Исправник сам ударил лошадь, которая рванулась вперед и смяла одного рабочего.
– Уж смеяться, так было бы над кем, а это што! – сказал один мастер.
– Хоть бы не ты говорил, да не мы слушали. Вот над тобой так стоит смеяться. Ведь ты мастер, ну а мастер – значит первый плут, сосветный мошенник.
– А вы первые воры: кто железо ворует?…
– Ты первой.
Народ не стоял в одном месте, а бродил по площади, человек по десяти стояли по углам.
– Едет? – кричали им со всех сторон.
– Штаны надевает, – кричали стоящие на улицах.
К ним то и дело подходили женщины. Они хотели дознаться сами, зачем мужиков к конторе созвали.
– Куда ты лезешь, востроносая!
– Смотри, запряжет он тебя воду таскать.
Женщины ругались, мужчины их гнали, и они стояли отдельно от мужчин и рассуждали по-своему:
– Уж чего доброго, бабоньки, не волю ли хотят объявлять?
– Я то же смекаю… Сегодня во сне видела чистое поле да реку большую…
– Болтай, пустомеля. Совсем не волю, а поди опять наряды какие-нибудь…
– Ну, уж дураки же будут мужики, если даром робить будут.
Ребята тоже стояли отдельно. Они то острили над бабами, то над мужиками, то боролись…
А дождь мочит и мочит незаметно.
Наконец в первом часу показался из-за угла управляющий, едущий в пролетке, запряженной в две сивых лошади. Народ сторонился, кое-кто из мужчин снял фуражки, бабы поклонились, а управляющий сделал только раз под козырек.
Управляющий вошел в контору, а народ столпился в одну массу, только женщины стояли позади. Ребята забрались вперед.
Вышли на крыльцо управляющий, приказчик и исправник. Исправник крикнул рабочим:
– Шапки долой!
Рабочие лениво сняли фуражки и шапки, женщины перекрестились.

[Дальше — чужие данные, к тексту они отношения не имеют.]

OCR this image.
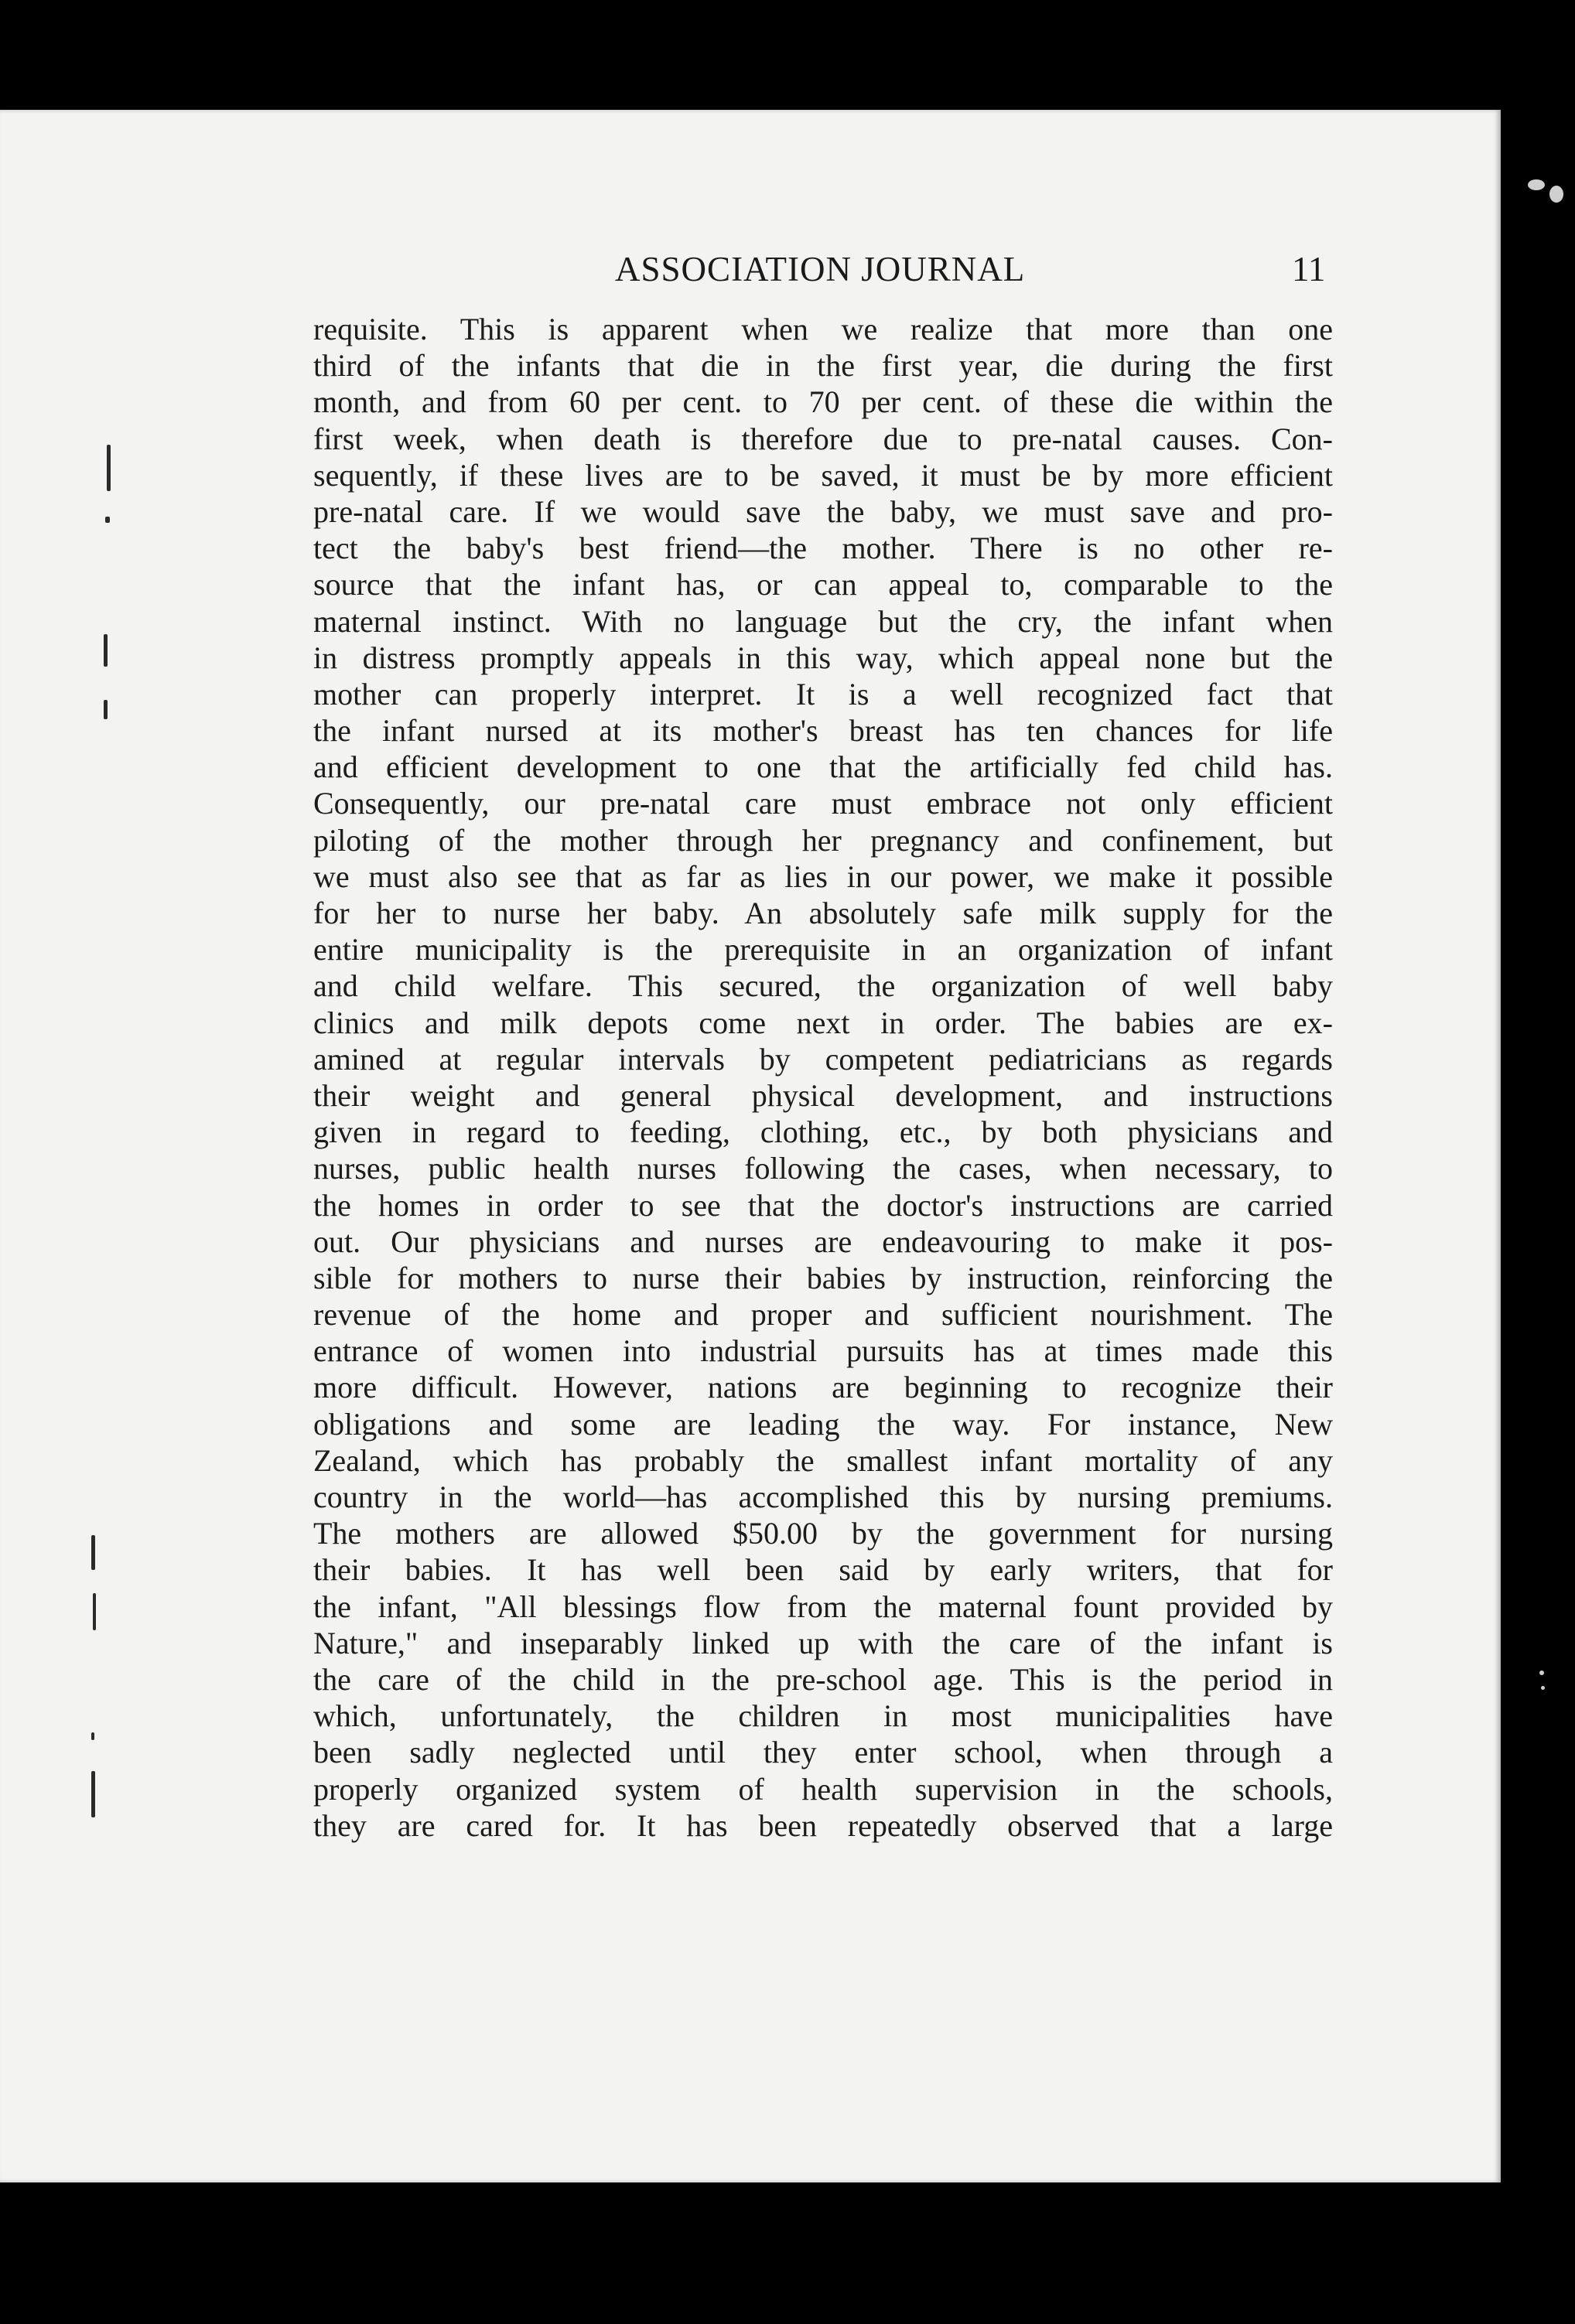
ASSOCIATION JOURNAL	11
requisite. This is apparent when we realize that more than one
third of the infants that die in the first year, die during the first
month, and from 60 per cent. to 70 per cent. of these die within the
first week, when death is therefore due to pre-natal causes. Con-
sequently, if these lives are to be saved, it must be by more efficient
pre-natal care. If we would save the baby, we must save and pro-
tect the baby's best friend—the mother. There is no other re-
source that the infant has, or can appeal to, comparable to the
maternal instinct. With no language but the cry, the infant when
in distress promptly appeals in this way, which appeal none but the
mother can properly interpret. It is a well recognized fact that
the infant nursed at its mother's breast has ten chances for life
and efficient development to one that the artificially fed child has.
Consequently, our pre-natal care must embrace not only efficient
piloting of the mother through her pregnancy and confinement, but
we must also see that as far as lies in our power, we make it possible
for her to nurse her baby. An absolutely safe milk supply for the
entire municipality is the prerequisite in an organization of infant
and child welfare. This secured, the organization of well baby
clinics and milk depots come next in order. The babies are ex-
amined at regular intervals by competent pediatricians as regards
their weight and general physical development, and instructions
given in regard to feeding, clothing, etc., by both physicians and
nurses, public health nurses following the cases, when necessary, to
the homes in order to see that the doctor's instructions are carried
out. Our physicians and nurses are endeavouring to make it pos-
sible for mothers to nurse their babies by instruction, reinforcing the
revenue of the home and proper and sufficient nourishment. The
entrance of women into industrial pursuits has at times made this
more difficult. However, nations are beginning to recognize their
obligations and some are leading the way. For instance, New
Zealand, which has probably the smallest infant mortality of any
country in the world—has accomplished this by nursing premiums.
The mothers are allowed $50.00 by the government for nursing
their babies. It has well been said by early writers, that for
the infant, "All blessings flow from the maternal fount provided by
Nature," and inseparably linked up with the care of the infant is
the care of the child in the pre-school age. This is the period in
which, unfortunately, the children in most municipalities have
been sadly neglected until they enter school, when through a
properly organized system of health supervision in the schools,
they are cared for. It has been repeatedly observed that a large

– Ребята, к нам едет ревизор. Слышите!
Рабочие поглядели друг на друга; десять человек надели фуражки, за ними стали надевать и другие. Женщины стояли на носках с разинутыми ртами и рабски-боязливо смотрели из-за голов мужчин на начальство.
– Вам сказано шапки долой! – крикнул исправник.
В толпе прошел неясный гул, начался шепот, толкотня под бока, молодые прятали свои головы за спины старых рабочих.
– Я вас всех перепорю! Сказано: шапки долой!
– Сам скидывай со своей башки чучело-то, – сказал кто-то. Народ заволновался, заговорил.
– Смирно!!
Народ затих, а один старик проговорил:
– Коли ты нас, ваше благородие, за делом звал, дело и говори. Мы – народ рабочий, нам время дорого. Мы, как бы то ни было, люди…
– Молчать!
– Нечего стращать-то.
Народ захохотал; женщины, как видно, струсили и далеко отошли от мужчин.
– Слушайте, – начал управляющий, – чтобы ни одна шельма не смела жаловаться ревизору, чтобы никто и пикнуть не смел. Когда он приедет, вы соберитесь на площади и кричите «ура!»
– Какой бойкий! Да нам и не выговорить такое слово, – проговорил кто-то негромко; прочие толкали друг друга в бока, шептали что-то, хохотали.